Next, we draw the graph itself.

In [34]:

draw_dg(order_book_dg, 0.05)
plt.show()

Out[34]:

Trading and arbitrage

With this unified treatment of bid and ask orders, we are ready to formulate the mathematical problem of finding an arbitrage opportunity. An arbitrage exists if it is possible to find a closed path and a sequence of transactions in the directed graph resulting in a net increase in currency holdings. Given a path

\begin{align*} i_0 \rightarrow i_1 \rightarrow i_2 \rightarrow \cdots \rightarrow i_{n-1} \rightarrow i_n \end{align*}

the path is closed if $i_n = i_0$ . The path has finite capacity if each edge in the path has a non-zero capacity. For a sufficiently small holding $w_{i_0}$ of currency $i_0$ (because of capacity constraints), a closed path with $i_0 = i_n$ represents an arbitrage opportunity if

\begin{equation} \prod_{k=0}^{n-1} a_{i_k\rightarrow i_{k+1}} > 1. \end{equation}

If all we care about is simply finding an arbitrage cycle, regardless of the volume traded, we can use one of the many shortest path algorithms from the networkx library. To convert the problem of finding a path meeting the above condition into a sum-of-terms to be minimized, we can take the negative logarithm of both sides to obtain the condition:

\begin{align*} -\log(\prod_{k=0}^{n-1} a_{i_k\rightarrow i_{k+1}}) = - \sum\limits_{k = 0}^{n-1} \log (a_{i_k\rightarrow i_{k+1}}) < 0, \end{align*}

In other words, if we assign the negative logarithm as the weight of arcs in a graph, then our problem just becomes translated into the problem of searching for a cycle with a total sum of weights along it to be negative.

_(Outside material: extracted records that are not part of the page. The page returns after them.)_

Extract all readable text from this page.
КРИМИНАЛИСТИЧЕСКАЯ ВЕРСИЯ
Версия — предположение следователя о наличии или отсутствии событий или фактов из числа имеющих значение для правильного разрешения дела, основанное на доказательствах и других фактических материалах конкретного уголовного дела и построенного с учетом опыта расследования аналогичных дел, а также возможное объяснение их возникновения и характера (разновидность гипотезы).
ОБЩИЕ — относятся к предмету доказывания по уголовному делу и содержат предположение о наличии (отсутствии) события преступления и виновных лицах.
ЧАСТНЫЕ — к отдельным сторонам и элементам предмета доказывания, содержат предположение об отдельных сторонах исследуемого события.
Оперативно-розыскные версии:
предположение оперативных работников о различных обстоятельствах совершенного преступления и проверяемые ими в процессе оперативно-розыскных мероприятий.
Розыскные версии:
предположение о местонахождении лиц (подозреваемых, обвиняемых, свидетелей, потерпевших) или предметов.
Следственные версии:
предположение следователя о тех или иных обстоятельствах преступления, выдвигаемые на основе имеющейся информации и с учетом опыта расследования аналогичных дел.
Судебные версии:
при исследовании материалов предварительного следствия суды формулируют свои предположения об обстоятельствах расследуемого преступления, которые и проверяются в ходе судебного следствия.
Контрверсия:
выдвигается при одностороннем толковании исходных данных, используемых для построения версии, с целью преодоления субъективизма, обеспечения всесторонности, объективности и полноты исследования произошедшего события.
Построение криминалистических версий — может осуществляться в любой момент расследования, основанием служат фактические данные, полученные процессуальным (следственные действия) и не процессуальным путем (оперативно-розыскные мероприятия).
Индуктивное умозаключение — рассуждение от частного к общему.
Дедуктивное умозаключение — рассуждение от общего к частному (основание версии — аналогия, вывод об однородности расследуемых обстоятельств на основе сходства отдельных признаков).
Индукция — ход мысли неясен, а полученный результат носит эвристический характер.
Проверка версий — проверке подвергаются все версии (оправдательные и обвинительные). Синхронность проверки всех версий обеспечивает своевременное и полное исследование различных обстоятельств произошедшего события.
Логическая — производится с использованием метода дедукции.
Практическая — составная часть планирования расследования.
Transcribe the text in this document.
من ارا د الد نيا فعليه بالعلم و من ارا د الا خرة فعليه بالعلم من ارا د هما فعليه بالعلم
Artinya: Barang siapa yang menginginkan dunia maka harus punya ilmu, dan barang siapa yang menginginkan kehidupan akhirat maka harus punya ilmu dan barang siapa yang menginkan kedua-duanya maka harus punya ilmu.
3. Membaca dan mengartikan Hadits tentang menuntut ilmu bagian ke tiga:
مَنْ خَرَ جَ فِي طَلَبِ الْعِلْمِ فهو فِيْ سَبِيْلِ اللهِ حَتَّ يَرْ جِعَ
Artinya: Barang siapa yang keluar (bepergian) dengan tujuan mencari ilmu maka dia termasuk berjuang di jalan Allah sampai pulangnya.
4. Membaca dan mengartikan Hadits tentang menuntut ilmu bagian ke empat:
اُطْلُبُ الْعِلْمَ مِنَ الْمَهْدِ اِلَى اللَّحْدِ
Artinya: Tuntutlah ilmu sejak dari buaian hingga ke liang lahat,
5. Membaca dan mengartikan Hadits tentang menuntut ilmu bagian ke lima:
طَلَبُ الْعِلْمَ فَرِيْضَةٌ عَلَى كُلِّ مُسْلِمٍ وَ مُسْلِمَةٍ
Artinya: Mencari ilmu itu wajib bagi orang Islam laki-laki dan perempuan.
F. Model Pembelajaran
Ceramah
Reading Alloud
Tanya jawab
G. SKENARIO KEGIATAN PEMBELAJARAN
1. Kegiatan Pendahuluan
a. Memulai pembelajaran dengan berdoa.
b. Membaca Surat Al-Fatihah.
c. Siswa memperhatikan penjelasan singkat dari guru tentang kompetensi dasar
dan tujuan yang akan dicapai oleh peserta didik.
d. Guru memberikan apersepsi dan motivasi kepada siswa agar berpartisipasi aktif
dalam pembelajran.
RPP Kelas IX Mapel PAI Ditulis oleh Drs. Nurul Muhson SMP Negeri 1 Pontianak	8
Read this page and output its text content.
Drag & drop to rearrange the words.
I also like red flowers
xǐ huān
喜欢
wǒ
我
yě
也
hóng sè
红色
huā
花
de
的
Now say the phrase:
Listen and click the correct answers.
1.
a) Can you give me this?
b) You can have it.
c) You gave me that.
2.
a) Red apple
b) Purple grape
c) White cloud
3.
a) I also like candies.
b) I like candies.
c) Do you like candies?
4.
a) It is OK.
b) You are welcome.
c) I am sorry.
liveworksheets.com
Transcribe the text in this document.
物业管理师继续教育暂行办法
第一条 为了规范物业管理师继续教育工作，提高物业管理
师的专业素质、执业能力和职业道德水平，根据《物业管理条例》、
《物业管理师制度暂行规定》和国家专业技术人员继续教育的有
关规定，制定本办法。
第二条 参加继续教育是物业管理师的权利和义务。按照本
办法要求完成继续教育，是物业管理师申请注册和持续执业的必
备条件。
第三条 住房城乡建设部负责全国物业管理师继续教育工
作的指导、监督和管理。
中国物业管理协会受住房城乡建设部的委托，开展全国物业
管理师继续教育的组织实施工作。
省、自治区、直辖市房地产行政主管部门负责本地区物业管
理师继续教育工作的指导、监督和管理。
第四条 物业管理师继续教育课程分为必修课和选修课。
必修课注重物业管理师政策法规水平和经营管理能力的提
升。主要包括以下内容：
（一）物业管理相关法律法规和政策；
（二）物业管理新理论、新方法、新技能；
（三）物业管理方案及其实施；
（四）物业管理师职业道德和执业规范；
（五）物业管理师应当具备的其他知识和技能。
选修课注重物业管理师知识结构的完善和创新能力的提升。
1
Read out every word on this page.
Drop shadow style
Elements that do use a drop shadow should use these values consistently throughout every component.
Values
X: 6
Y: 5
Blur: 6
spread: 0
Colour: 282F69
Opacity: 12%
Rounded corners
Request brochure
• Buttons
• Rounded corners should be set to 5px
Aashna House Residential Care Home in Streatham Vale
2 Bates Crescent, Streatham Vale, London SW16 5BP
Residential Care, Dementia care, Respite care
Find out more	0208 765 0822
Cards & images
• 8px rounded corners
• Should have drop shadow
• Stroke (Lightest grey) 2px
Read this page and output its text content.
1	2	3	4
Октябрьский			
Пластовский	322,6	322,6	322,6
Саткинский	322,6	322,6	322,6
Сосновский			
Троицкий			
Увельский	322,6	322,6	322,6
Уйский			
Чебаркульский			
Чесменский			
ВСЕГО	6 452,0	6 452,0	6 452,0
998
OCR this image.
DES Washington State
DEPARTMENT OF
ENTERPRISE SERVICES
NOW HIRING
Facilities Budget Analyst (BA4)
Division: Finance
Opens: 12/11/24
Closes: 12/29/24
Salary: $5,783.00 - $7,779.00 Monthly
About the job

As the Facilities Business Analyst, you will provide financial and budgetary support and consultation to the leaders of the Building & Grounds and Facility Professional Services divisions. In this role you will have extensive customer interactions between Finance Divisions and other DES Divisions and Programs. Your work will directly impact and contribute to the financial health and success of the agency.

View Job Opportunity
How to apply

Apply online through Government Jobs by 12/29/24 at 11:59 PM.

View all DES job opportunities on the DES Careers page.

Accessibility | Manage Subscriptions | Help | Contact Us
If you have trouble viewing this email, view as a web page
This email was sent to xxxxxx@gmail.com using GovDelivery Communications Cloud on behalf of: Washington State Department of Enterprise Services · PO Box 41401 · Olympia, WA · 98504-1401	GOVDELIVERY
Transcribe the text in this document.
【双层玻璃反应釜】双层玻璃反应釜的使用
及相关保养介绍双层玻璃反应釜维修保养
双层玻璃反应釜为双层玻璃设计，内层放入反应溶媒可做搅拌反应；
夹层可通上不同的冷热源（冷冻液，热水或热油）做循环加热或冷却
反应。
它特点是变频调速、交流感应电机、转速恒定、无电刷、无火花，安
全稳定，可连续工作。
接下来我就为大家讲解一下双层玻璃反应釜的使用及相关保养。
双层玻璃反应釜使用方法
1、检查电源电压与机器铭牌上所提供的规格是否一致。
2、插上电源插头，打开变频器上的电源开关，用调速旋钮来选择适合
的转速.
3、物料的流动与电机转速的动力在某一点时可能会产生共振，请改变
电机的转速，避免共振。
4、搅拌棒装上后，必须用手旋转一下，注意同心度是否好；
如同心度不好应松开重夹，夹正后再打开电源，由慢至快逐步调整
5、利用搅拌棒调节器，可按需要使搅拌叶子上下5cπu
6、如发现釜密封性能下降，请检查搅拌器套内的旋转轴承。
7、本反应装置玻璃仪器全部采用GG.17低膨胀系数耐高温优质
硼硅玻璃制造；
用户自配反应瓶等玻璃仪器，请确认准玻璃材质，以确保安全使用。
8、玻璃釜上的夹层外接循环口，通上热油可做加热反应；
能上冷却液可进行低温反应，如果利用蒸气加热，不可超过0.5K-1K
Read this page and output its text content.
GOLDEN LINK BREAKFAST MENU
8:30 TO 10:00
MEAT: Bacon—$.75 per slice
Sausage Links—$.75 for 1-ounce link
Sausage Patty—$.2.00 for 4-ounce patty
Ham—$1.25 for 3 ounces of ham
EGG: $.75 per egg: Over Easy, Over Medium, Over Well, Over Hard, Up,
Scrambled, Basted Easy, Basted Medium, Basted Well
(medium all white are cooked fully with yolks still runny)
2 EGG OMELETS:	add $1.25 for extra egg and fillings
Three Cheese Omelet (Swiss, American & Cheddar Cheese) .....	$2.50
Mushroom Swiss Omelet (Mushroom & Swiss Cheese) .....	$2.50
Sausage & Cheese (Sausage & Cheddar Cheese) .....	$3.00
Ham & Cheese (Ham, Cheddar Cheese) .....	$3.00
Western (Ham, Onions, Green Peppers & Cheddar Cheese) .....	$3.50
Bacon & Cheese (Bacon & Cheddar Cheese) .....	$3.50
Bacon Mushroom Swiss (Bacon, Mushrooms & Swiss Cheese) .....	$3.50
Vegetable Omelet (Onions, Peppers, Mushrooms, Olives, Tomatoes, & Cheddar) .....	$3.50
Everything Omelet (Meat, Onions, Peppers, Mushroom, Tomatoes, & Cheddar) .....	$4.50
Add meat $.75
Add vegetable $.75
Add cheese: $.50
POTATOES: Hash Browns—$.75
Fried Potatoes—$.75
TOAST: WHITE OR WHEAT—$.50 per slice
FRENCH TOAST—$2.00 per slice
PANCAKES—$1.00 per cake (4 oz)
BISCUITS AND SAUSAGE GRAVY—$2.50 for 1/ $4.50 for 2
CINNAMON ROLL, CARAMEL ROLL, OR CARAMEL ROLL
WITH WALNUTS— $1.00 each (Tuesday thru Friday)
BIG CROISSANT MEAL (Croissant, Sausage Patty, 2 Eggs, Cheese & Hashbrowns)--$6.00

Find order books that have arbitrage opportunities

A simple cycle is a closed path in which no node appears twice. Simple cycles are distinct if they are not cyclic permutations (essentially, the same set of nodes but with a different start and end points) of each other. One could check for arbitrage opportunities by checking if there are any negative simple cycles in the graph.

However, searching for a negative-weight cycle through searching for an arbitrage opportunity can be a daunting task - a brute-force search over all simple cycles has complexity $(n + e)(c + 1)$ which is impractical for large-scale applications. A more efficient search based on the Bellman-Ford algorithm is embedded in the NetworkX function negative_edge_cycle that returns a logical True if a negative cycle exists in a directed graph.

In [10]:

order_book_dg = order_book_to_dg(order_book)
nx.negative_edge_cycle(order_book_dg, weight="weight", heuristic=True)

Out[10]:

True

The function negative_edge_cycle is fast, but it only indicates if there is a negative cycle or not, and we don't even know what kind of a cycle is it so it would be hard to use that information to perform an arbitrage.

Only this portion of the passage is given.